そのため「通信プロトコル」とも呼ばれています。
通信プロトコルには、通信するために必要な手順や規格が定められています。
例えば、私たちの生活には、欠かせない存在となっている「パソコン」や「スマートフォン」で、Webサイトを閲覧するときに使うプロトコルは「HTTP」です。
「HTTP」で定められたルール(決まり事)に従い、通信しています。
それでは、情報処理試験でよく出題される、代表的な通信プロトコルを紹介します。
通信プロトコル一覧
OSI参照モデル または TCP/IP の階層モデルで使われている、主な通信プロトコルは次のとおりです。
OSI参照モデルの層 | TCP/IPの階層 | 主なプロトコル |
アプリケーション層 | アプリケーション層 | HTTP、SMTP、POP3、FTPなど |
プレゼンテーション層 | ||
セッション層 | ||
トランスポート層 | トランスポート層 | TCP、UDPなど |
ネットワーク層 | インターネット層 | IP、ICMPなど |
データリンク層 | ネットワークインターフェース層 | イーサネット、PPPなど |
アプリケーション層
【Web通信】HTTP(Hypertext Transfer Protocol)
HTTPとは、Webサイトを表示(Web情報をやり取りする)する際に使用するプロトコルです。
次の図は、HTTPのイメージ例です。
利用者のコンピュータ(クライアント)がWebサイトを閲覧するとき、Webサーバーに「HTTPリクエスト」を送信します。「HTTPリクエスト」を受け取ったWebサーバーは、クライアントからの要求に対し、「HTTPレスポンス」を返却します。
HTTPリクエストには、「HTTP GET」と「HTTP POST」などのメソッドが用意されており、用途に応じて使いわけます。
【メール送信】SMTP (Simple Mail Transfer Protocol)
SMTPとは、電子メールを送信する際に使用するプロトコルです。
次の図は、SMTPのイメージ例です。
送信者は、メーラーと呼ばれるメールソフトやWebメールからメールを送信します。
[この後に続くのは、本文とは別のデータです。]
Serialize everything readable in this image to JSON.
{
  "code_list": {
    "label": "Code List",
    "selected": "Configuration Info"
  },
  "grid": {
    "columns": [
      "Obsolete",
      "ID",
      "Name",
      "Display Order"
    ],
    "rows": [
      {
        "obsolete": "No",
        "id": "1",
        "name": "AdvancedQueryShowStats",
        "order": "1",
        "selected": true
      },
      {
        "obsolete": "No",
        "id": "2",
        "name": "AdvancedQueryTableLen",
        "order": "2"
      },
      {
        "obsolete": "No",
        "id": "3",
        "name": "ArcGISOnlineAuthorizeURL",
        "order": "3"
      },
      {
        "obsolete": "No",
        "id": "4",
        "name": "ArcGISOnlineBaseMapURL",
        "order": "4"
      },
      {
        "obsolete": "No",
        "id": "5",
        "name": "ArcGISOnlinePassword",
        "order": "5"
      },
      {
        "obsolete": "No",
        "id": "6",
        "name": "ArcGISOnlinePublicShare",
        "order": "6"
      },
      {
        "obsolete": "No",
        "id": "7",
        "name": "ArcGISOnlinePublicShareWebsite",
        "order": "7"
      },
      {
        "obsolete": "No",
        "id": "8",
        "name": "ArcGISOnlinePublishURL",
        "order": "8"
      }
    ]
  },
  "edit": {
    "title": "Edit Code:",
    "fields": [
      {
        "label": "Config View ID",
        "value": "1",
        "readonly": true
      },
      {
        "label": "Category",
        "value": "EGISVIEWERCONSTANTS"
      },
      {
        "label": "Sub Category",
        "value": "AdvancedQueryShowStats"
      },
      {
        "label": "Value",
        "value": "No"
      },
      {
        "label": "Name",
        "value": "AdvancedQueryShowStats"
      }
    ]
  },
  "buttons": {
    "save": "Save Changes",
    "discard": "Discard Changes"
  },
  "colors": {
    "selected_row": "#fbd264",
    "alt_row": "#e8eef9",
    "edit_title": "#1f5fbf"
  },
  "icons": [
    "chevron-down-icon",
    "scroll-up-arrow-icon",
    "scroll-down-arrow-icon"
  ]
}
このとき使用するプロトコルがSMTPです。
送信したメールは、まず送信者のメールを管理しているメールサーバーに送られます。そして、受信者のメールを管理しているメールサーバーへとメールを転送します。
【メール受信】POP(Post Office Protocol)
POPとは、電子メールを受信する際に使用するプロトコルです。
次の図は、POPのイメージ例です。
SMTPで受信者のメールサーバーに届いた後は、受信者がメールサーバーに「POP3」もしくは「IMAP」を利用して、受信者のメールサーバーにメールがないか、問い合わせをおこないます。
【メール受信】IMAP(Internet Message Access Protocol)
IMAPとは、電子メールを受信する際に使用するプロトコルです。
次の図は、IMAPのイメージ例です。
IMAPは、POPと同じで電子メールを受信する際に利用するプロトコルです。
メールサーバーに届いたメールをダウンロードする「POP」に対し、「IMAP」は、メールサーバに届いたメールを閲覧します。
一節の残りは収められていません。